Apparently I'm a statistical anomaly. From the article:
("Career girls") run a higher risk of having a rocky marriage. While everyone knows that marriage can be stressful, recent studies have found professional women are more likely to get divorced, more likely to cheat, less likely to have children, and, if they do have kids, they are more likely to be unhappy about it. A recent study in Social Forces, a research journal, found that women--even those with a "feminist" outlook--are happier when their husband is the primary breadwinner.
(A 'career girl' "has a university-level (or higher) education, works more than 35 hours a week outside the home and makes more than $30,000 a year."
If a host of studies are to be believed, marrying these women is asking for trouble.
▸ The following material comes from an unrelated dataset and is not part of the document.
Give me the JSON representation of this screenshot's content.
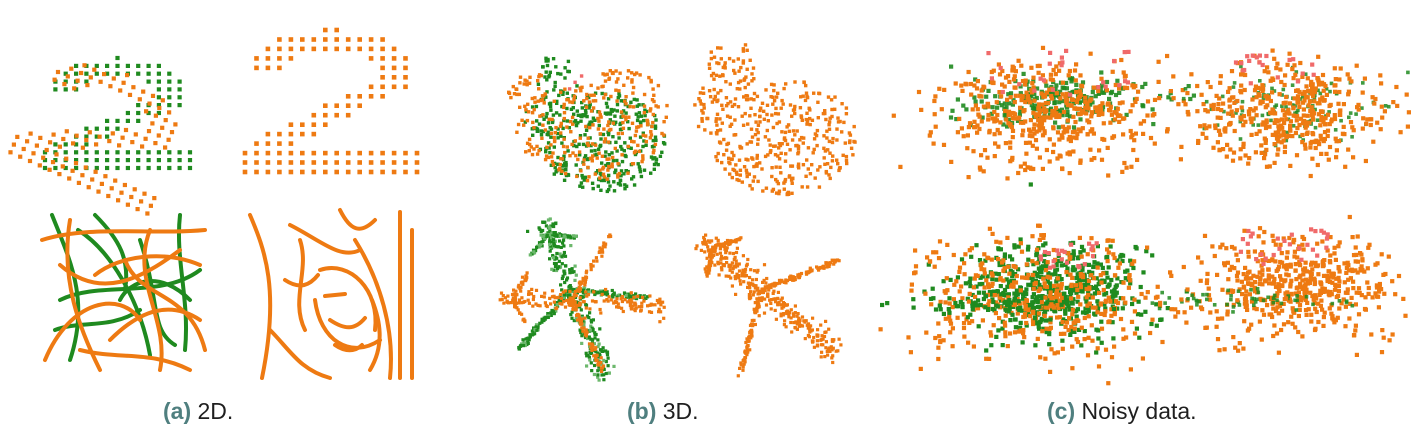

If they quit their jobs and stay home with the kids, they will be unhappy (Journal of Marriage and Family, 2003). They will be unhappy if they make more money than you do (Social Forces, 2006). You will be unhappy if they make more money than you do (Journal of Marriage and Family, 2001). You will be more likely to fall ill (American Journal of Sociology). Even your house will be dirtier (Institute for Social Research).
So, what kind of news is this for a newly-married couple, with the wife in the workforce, and planning to stay there? Some more conservative than myself chalk this up in the 'I Told You So' column-- women belong at home, that's God's design. Similarly, Ashley linked to a post by her friend not too long ago that riled me up as well.
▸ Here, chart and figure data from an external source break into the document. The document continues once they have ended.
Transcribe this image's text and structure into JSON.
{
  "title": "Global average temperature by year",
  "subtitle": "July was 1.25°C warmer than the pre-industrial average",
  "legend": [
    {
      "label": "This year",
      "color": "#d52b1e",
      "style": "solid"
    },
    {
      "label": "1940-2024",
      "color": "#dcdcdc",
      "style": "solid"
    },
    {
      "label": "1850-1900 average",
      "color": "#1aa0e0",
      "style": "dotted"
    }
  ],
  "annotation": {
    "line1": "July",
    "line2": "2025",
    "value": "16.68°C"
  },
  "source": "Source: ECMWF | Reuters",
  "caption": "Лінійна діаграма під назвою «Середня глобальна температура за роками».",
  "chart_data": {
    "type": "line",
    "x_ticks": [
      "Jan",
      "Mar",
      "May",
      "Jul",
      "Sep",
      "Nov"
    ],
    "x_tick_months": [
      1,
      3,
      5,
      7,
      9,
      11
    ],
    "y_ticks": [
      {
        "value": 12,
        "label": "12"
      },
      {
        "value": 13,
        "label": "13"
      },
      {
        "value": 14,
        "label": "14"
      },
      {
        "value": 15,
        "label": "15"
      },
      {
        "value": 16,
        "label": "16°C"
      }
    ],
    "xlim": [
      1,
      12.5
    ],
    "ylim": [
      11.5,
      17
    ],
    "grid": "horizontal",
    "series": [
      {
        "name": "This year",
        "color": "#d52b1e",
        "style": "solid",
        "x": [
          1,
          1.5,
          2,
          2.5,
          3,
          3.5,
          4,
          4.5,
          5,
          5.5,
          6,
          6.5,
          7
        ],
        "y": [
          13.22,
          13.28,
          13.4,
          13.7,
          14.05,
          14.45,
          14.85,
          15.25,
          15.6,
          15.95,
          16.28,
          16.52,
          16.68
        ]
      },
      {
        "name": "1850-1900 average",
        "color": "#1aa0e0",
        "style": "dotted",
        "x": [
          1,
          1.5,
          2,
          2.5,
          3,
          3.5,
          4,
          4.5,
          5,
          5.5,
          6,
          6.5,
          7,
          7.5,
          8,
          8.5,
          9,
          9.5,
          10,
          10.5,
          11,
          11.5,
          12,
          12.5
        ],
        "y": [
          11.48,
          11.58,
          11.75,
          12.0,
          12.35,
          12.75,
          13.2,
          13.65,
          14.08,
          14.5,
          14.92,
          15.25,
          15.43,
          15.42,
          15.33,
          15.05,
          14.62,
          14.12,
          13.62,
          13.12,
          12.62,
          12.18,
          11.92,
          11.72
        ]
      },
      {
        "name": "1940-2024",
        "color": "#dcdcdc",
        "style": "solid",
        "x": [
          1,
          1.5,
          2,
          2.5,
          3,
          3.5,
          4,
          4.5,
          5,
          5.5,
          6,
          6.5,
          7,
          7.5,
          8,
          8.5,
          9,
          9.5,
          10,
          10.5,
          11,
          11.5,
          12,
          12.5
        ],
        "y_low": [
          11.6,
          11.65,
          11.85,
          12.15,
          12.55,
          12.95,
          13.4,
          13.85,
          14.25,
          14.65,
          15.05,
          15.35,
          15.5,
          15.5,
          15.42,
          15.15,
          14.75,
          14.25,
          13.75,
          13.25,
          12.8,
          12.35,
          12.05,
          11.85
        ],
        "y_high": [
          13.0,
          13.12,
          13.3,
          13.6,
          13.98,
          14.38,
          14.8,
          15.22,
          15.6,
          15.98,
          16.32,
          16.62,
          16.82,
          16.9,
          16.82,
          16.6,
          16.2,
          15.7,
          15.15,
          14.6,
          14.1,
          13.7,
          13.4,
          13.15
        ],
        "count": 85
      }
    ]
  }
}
Will I keep working in the foreseeable future? Absolutely.
Do we plan to have children a few years from now? Absolutely.
Does my working make my husband any less the head of our marriage? Not at all.
Will our marriage be happy? Statistics say no, I say yes.
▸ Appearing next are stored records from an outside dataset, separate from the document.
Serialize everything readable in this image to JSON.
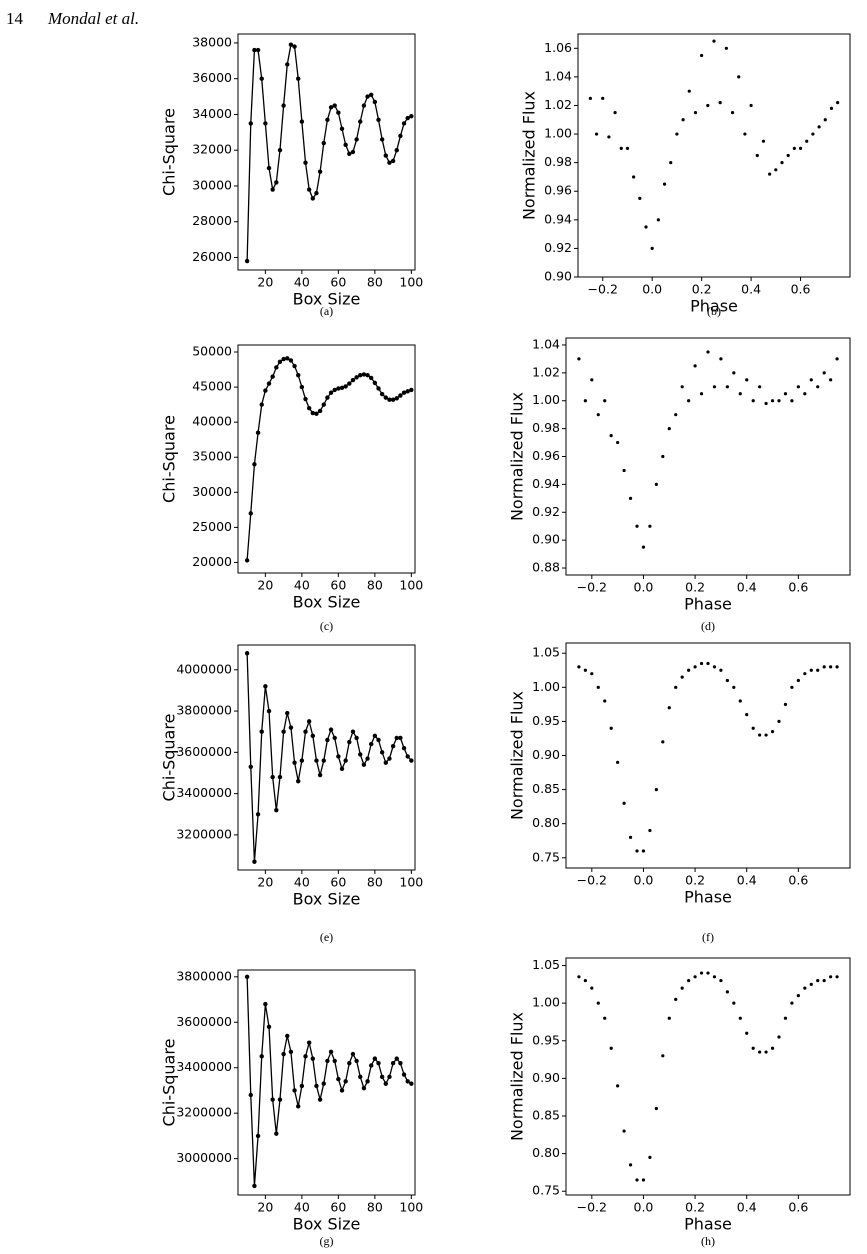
{
  "header": {
    "page_number": "14",
    "authors": "Mondal et al."
  },
  "chart_data": [
    {
      "type": "line",
      "caption": "(a)",
      "xlabel": "Box Size",
      "ylabel": "Chi-Square",
      "color": "#000000",
      "x": [
        10,
        12,
        14,
        16,
        18,
        20,
        22,
        24,
        26,
        28,
        30,
        32,
        34,
        36,
        38,
        40,
        42,
        44,
        46,
        48,
        50,
        52,
        54,
        56,
        58,
        60,
        62,
        64,
        66,
        68,
        70,
        72,
        74,
        76,
        78,
        80,
        82,
        84,
        86,
        88,
        90,
        92,
        94,
        96,
        98,
        100
      ],
      "values": [
        25800,
        33500,
        37600,
        37600,
        36000,
        33500,
        31000,
        29800,
        30200,
        32000,
        34500,
        36800,
        37900,
        37800,
        36000,
        33600,
        31300,
        29800,
        29300,
        29600,
        30800,
        32400,
        33700,
        34400,
        34500,
        34100,
        33200,
        32300,
        31800,
        31900,
        32600,
        33600,
        34500,
        35000,
        35100,
        34700,
        33700,
        32600,
        31700,
        31300,
        31400,
        32000,
        32800,
        33500,
        33800,
        33900
      ],
      "xlim": [
        5,
        102
      ],
      "ylim": [
        25300,
        38500
      ],
      "xticks": [
        20,
        40,
        60,
        80,
        100
      ],
      "yticks": [
        26000,
        28000,
        30000,
        32000,
        34000,
        36000,
        38000
      ]
    },
    {
      "type": "scatter",
      "caption": "(b)",
      "xlabel": "Phase",
      "ylabel": "Normalized Flux",
      "color": "#000000",
      "x": [
        -0.25,
        -0.225,
        -0.2,
        -0.175,
        -0.15,
        -0.125,
        -0.1,
        -0.075,
        -0.05,
        -0.025,
        0,
        0.025,
        0.05,
        0.075,
        0.1,
        0.125,
        0.15,
        0.175,
        0.2,
        0.225,
        0.25,
        0.275,
        0.3,
        0.325,
        0.35,
        0.375,
        0.4,
        0.425,
        0.45,
        0.475,
        0.5,
        0.525,
        0.55,
        0.575,
        0.6,
        0.625,
        0.65,
        0.675,
        0.7,
        0.725,
        0.75
      ],
      "values": [
        1.025,
        1.0,
        1.025,
        0.998,
        1.015,
        0.99,
        0.99,
        0.97,
        0.955,
        0.935,
        0.92,
        0.94,
        0.965,
        0.98,
        1.0,
        1.01,
        1.03,
        1.015,
        1.055,
        1.02,
        1.065,
        1.022,
        1.06,
        1.015,
        1.04,
        1.0,
        1.02,
        0.985,
        0.995,
        0.972,
        0.975,
        0.98,
        0.985,
        0.99,
        0.99,
        0.995,
        1.0,
        1.005,
        1.01,
        1.018,
        1.022
      ],
      "xlim": [
        -0.3,
        0.8
      ],
      "ylim": [
        0.9,
        1.07
      ],
      "xticks": [
        {
          "value": -0.2,
          "label": "−0.2"
        },
        {
          "value": 0,
          "label": "0.0"
        },
        0.2,
        0.4,
        0.6
      ],
      "yticks": [
        {
          "value": 0.9,
          "label": "0.90"
        },
        0.92,
        0.94,
        0.96,
        0.98,
        {
          "value": 1,
          "label": "1.00"
        },
        1.02,
        1.04,
        1.06
      ]
    },
    {
      "type": "line",
      "caption": "(c)",
      "xlabel": "Box Size",
      "ylabel": "Chi-Square",
      "color": "#000000",
      "x": [
        10,
        12,
        14,
        16,
        18,
        20,
        22,
        24,
        26,
        28,
        30,
        32,
        34,
        36,
        38,
        40,
        42,
        44,
        46,
        48,
        50,
        52,
        54,
        56,
        58,
        60,
        62,
        64,
        66,
        68,
        70,
        72,
        74,
        76,
        78,
        80,
        82,
        84,
        86,
        88,
        90,
        92,
        94,
        96,
        98,
        100
      ],
      "values": [
        20300,
        27000,
        34000,
        38500,
        42500,
        44500,
        45500,
        46500,
        47800,
        48600,
        49000,
        49100,
        48800,
        48000,
        46700,
        45000,
        43300,
        42000,
        41300,
        41200,
        41600,
        42500,
        43500,
        44200,
        44600,
        44800,
        44900,
        45100,
        45500,
        46000,
        46400,
        46700,
        46800,
        46700,
        46300,
        45600,
        44800,
        44000,
        43500,
        43200,
        43200,
        43400,
        43800,
        44200,
        44400,
        44600
      ],
      "xlim": [
        5,
        102
      ],
      "ylim": [
        18500,
        51000
      ],
      "xticks": [
        20,
        40,
        60,
        80,
        100
      ],
      "yticks": [
        20000,
        25000,
        30000,
        35000,
        40000,
        45000,
        50000
      ]
    },
    {
      "type": "scatter",
      "caption": "(d)",
      "xlabel": "Phase",
      "ylabel": "Normalized Flux",
      "color": "#000000",
      "x": [
        -0.25,
        -0.225,
        -0.2,
        -0.175,
        -0.15,
        -0.125,
        -0.1,
        -0.075,
        -0.05,
        -0.025,
        0,
        0.025,
        0.05,
        0.075,
        0.1,
        0.125,
        0.15,
        0.175,
        0.2,
        0.225,
        0.25,
        0.275,
        0.3,
        0.325,
        0.35,
        0.375,
        0.4,
        0.425,
        0.45,
        0.475,
        0.5,
        0.525,
        0.55,
        0.575,
        0.6,
        0.625,
        0.65,
        0.675,
        0.7,
        0.725,
        0.75
      ],
      "values": [
        1.03,
        1.0,
        1.015,
        0.99,
        1.0,
        0.975,
        0.97,
        0.95,
        0.93,
        0.91,
        0.895,
        0.91,
        0.94,
        0.96,
        0.98,
        0.99,
        1.01,
        1.0,
        1.025,
        1.005,
        1.035,
        1.01,
        1.03,
        1.01,
        1.02,
        1.005,
        1.015,
        1.0,
        1.01,
        0.998,
        1.0,
        1.0,
        1.005,
        1.0,
        1.01,
        1.005,
        1.015,
        1.01,
        1.02,
        1.015,
        1.03
      ],
      "xlim": [
        -0.3,
        0.8
      ],
      "ylim": [
        0.875,
        1.045
      ],
      "xticks": [
        {
          "value": -0.2,
          "label": "−0.2"
        },
        {
          "value": 0,
          "label": "0.0"
        },
        0.2,
        0.4,
        0.6
      ],
      "yticks": [
        0.88,
        {
          "value": 0.9,
          "label": "0.90"
        },
        0.92,
        0.94,
        0.96,
        0.98,
        {
          "value": 1,
          "label": "1.00"
        },
        1.02,
        1.04
      ]
    },
    {
      "type": "line",
      "caption": "(e)",
      "xlabel": "Box Size",
      "ylabel": "Chi-Square",
      "color": "#000000",
      "x": [
        10,
        12,
        14,
        16,
        18,
        20,
        22,
        24,
        26,
        28,
        30,
        32,
        34,
        36,
        38,
        40,
        42,
        44,
        46,
        48,
        50,
        52,
        54,
        56,
        58,
        60,
        62,
        64,
        66,
        68,
        70,
        72,
        74,
        76,
        78,
        80,
        82,
        84,
        86,
        88,
        90,
        92,
        94,
        96,
        98,
        100
      ],
      "values": [
        4080000,
        3530000,
        3070000,
        3300000,
        3700000,
        3920000,
        3800000,
        3480000,
        3320000,
        3480000,
        3700000,
        3790000,
        3720000,
        3550000,
        3460000,
        3560000,
        3700000,
        3750000,
        3680000,
        3560000,
        3490000,
        3560000,
        3660000,
        3710000,
        3670000,
        3580000,
        3520000,
        3560000,
        3650000,
        3700000,
        3670000,
        3590000,
        3540000,
        3570000,
        3640000,
        3680000,
        3660000,
        3600000,
        3550000,
        3570000,
        3630000,
        3670000,
        3670000,
        3620000,
        3580000,
        3560000
      ],
      "xlim": [
        5,
        102
      ],
      "ylim": [
        3030000,
        4120000
      ],
      "xticks": [
        20,
        40,
        60,
        80,
        100
      ],
      "yticks": [
        3200000,
        3400000,
        3600000,
        3800000,
        4000000
      ]
    },
    {
      "type": "scatter",
      "caption": "(f)",
      "xlabel": "Phase",
      "ylabel": "Normalized Flux",
      "color": "#000000",
      "x": [
        -0.25,
        -0.225,
        -0.2,
        -0.175,
        -0.15,
        -0.125,
        -0.1,
        -0.075,
        -0.05,
        -0.025,
        0,
        0.025,
        0.05,
        0.075,
        0.1,
        0.125,
        0.15,
        0.175,
        0.2,
        0.225,
        0.25,
        0.275,
        0.3,
        0.325,
        0.35,
        0.375,
        0.4,
        0.425,
        0.45,
        0.475,
        0.5,
        0.525,
        0.55,
        0.575,
        0.6,
        0.625,
        0.65,
        0.675,
        0.7,
        0.725,
        0.75
      ],
      "values": [
        1.03,
        1.025,
        1.02,
        1.0,
        0.98,
        0.94,
        0.89,
        0.83,
        0.78,
        0.76,
        0.76,
        0.79,
        0.85,
        0.92,
        0.97,
        1.0,
        1.015,
        1.025,
        1.03,
        1.035,
        1.035,
        1.03,
        1.025,
        1.01,
        1.0,
        0.98,
        0.96,
        0.94,
        0.93,
        0.93,
        0.935,
        0.95,
        0.975,
        1.0,
        1.01,
        1.02,
        1.025,
        1.025,
        1.03,
        1.03,
        1.03
      ],
      "xlim": [
        -0.3,
        0.8
      ],
      "ylim": [
        0.735,
        1.065
      ],
      "xticks": [
        {
          "value": -0.2,
          "label": "−0.2"
        },
        {
          "value": 0,
          "label": "0.0"
        },
        0.2,
        0.4,
        0.6
      ],
      "yticks": [
        0.75,
        {
          "value": 0.8,
          "label": "0.80"
        },
        0.85,
        {
          "value": 0.9,
          "label": "0.90"
        },
        0.95,
        {
          "value": 1,
          "label": "1.00"
        },
        1.05
      ]
    },
    {
      "type": "line",
      "caption": "(g)",
      "xlabel": "Box Size",
      "ylabel": "Chi-Square",
      "color": "#000000",
      "x": [
        10,
        12,
        14,
        16,
        18,
        20,
        22,
        24,
        26,
        28,
        30,
        32,
        34,
        36,
        38,
        40,
        42,
        44,
        46,
        48,
        50,
        52,
        54,
        56,
        58,
        60,
        62,
        64,
        66,
        68,
        70,
        72,
        74,
        76,
        78,
        80,
        82,
        84,
        86,
        88,
        90,
        92,
        94,
        96,
        98,
        100
      ],
      "values": [
        3800000,
        3280000,
        2880000,
        3100000,
        3450000,
        3680000,
        3580000,
        3260000,
        3110000,
        3260000,
        3460000,
        3540000,
        3470000,
        3300000,
        3230000,
        3320000,
        3450000,
        3510000,
        3440000,
        3320000,
        3260000,
        3330000,
        3430000,
        3470000,
        3430000,
        3350000,
        3300000,
        3340000,
        3420000,
        3460000,
        3430000,
        3360000,
        3310000,
        3340000,
        3410000,
        3440000,
        3420000,
        3360000,
        3330000,
        3360000,
        3420000,
        3440000,
        3420000,
        3370000,
        3340000,
        3330000
      ],
      "xlim": [
        5,
        102
      ],
      "ylim": [
        2840000,
        3830000
      ],
      "xticks": [
        20,
        40,
        60,
        80,
        100
      ],
      "yticks": [
        3000000,
        3200000,
        3400000,
        3600000,
        3800000
      ]
    },
    {
      "type": "scatter",
      "caption": "(h)",
      "xlabel": "Phase",
      "ylabel": "Normalized Flux",
      "color": "#000000",
      "x": [
        -0.25,
        -0.225,
        -0.2,
        -0.175,
        -0.15,
        -0.125,
        -0.1,
        -0.075,
        -0.05,
        -0.025,
        0,
        0.025,
        0.05,
        0.075,
        0.1,
        0.125,
        0.15,
        0.175,
        0.2,
        0.225,
        0.25,
        0.275,
        0.3,
        0.325,
        0.35,
        0.375,
        0.4,
        0.425,
        0.45,
        0.475,
        0.5,
        0.525,
        0.55,
        0.575,
        0.6,
        0.625,
        0.65,
        0.675,
        0.7,
        0.725,
        0.75
      ],
      "values": [
        1.035,
        1.03,
        1.02,
        1.0,
        0.98,
        0.94,
        0.89,
        0.83,
        0.785,
        0.765,
        0.765,
        0.795,
        0.86,
        0.93,
        0.98,
        1.005,
        1.02,
        1.03,
        1.035,
        1.04,
        1.04,
        1.035,
        1.03,
        1.015,
        1.0,
        0.98,
        0.96,
        0.94,
        0.935,
        0.935,
        0.94,
        0.955,
        0.98,
        1.0,
        1.01,
        1.02,
        1.025,
        1.03,
        1.03,
        1.035,
        1.035
      ],
      "xlim": [
        -0.3,
        0.8
      ],
      "ylim": [
        0.745,
        1.06
      ],
      "xticks": [
        {
          "value": -0.2,
          "label": "−0.2"
        },
        {
          "value": 0,
          "label": "0.0"
        },
        0.2,
        0.4,
        0.6
      ],
      "yticks": [
        0.75,
        {
          "value": 0.8,
          "label": "0.80"
        },
        0.85,
        {
          "value": 0.9,
          "label": "0.90"
        },
        0.95,
        {
          "value": 1,
          "label": "1.00"
        },
        1.05
      ]
    }
  ]
}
Am I glad I went to college? I think I had to. I think God gifted me with intellectual abilities, and to not cultivate that would be "burying the talent". In the same way, not using my mathematical-logical skills day-to-day would also be wasting that gift. I must work, or, at least in this point in my life, I must.
I do not feel like I'm being disobedient to God, nor is our marriage any unhappier, because I am a 'career girl'. Heck, if I stayed home, I'd go nuts. I can't even handle the few Saturday mornings he works and I'm home-- I go on my own adventures instead. I'd be bored if I didn't work. Cleaning our 900-square-foot apartment wouldn't exactly keep me busy all week, we don't have kids to chase around, and when Josh got home, I'd have way more energy that he did and annoy him, not contributing to the 'peaceful home' I'm striving for.
So what makes a career woman happily married? How do I plan to beat the stats? John and Statsi Eldredge, in Captivating,
describe 2 insecurities women can fall into, that I see as directly relating to being a happy or unhappy married career woman. They point out that women believe they are "too much" or "not enough". I can be too much- demanding my husband's attention, being inexplicably emotional, or feel like my requests are burdens. I can be not enough- failing as a perfect wife by burning dinner or putting off laundry too long or not knowing where he left his keys. Sometimes I can be both Too Much and Not Enough at the same time.
So how does this relate? I, as a career woman, might not be able to have a home-cooked meal on the table every night and fail as Not Enough. I might have a bad day at work and not be my cheery, enthusiastic self and be a burdensome Too Much. To stay happily married, I need to not let these insecurities creep in, when I do 'fail'. Conversely, my husband needs to be understanding and have realistic expectations, and be willing to help (which he does!).
My point: Being a Godly wife in a happy marriage doesn't have anything to do with how well I can cook or clean, but instead how well I can respect and love, and my skill as an encourager and a partner, all of which I believe I can do-- and have a day job.